The Emily Jackson Children's Hip Hospital was a hospital in Sevenoaks, Kent, England. The building now contains the Emily Jackson Care Home.

==History==
The hospital was established by Emily Jackson (1846–1916) in 1871 in a small cottage on the Vine in Sevenoaks.

In 1876 it was moved to Park Lane, Sevenoaks and became the Vine Hip Hospital. The hospital was extended between 1880–1892 to incorporate a dispensary, dining room and new ward. By 1897 the hospital had 25 patients, and had outgrown its premises. In 1900, Jackson raised over £10,000 and purchased land in Eardley Road, Sevenoaks on which to build a larger, 45 bed hospital. Her brother, the notable architect Thomas Graham Jackson, designed the new building.
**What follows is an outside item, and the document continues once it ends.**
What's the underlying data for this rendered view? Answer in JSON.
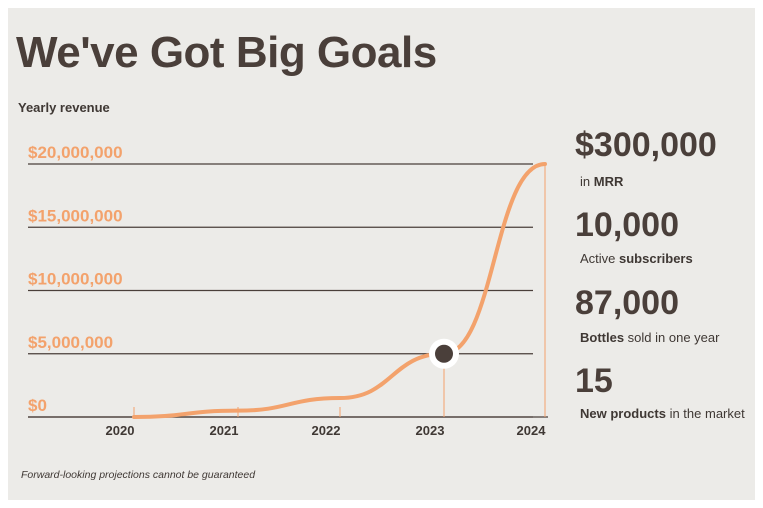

Emily Jackson was matron of the hospital, which cared for children with tuberculosis of the hip.  In 1948 following the advent of the NHS the hospital was merged with Cheyne Hospital for Children in Chelsea, London and was renamed the Cheyne and Sevenoaks Hip Hospital. With the advent of more effective treatments for TB, the hospital became redundant, and in 1958 the hospital was closed and ran by Sevenoaks Hospital as a wing for 'geriatric' / elderly patients. This finally closed in 1988, and it was reopened as a private nursing home called the Emily Jackson Care Home.

== Notable staff ==
- Elsie Knocker (1884–1978), British nurse and ambulance driver in the First World War, and author.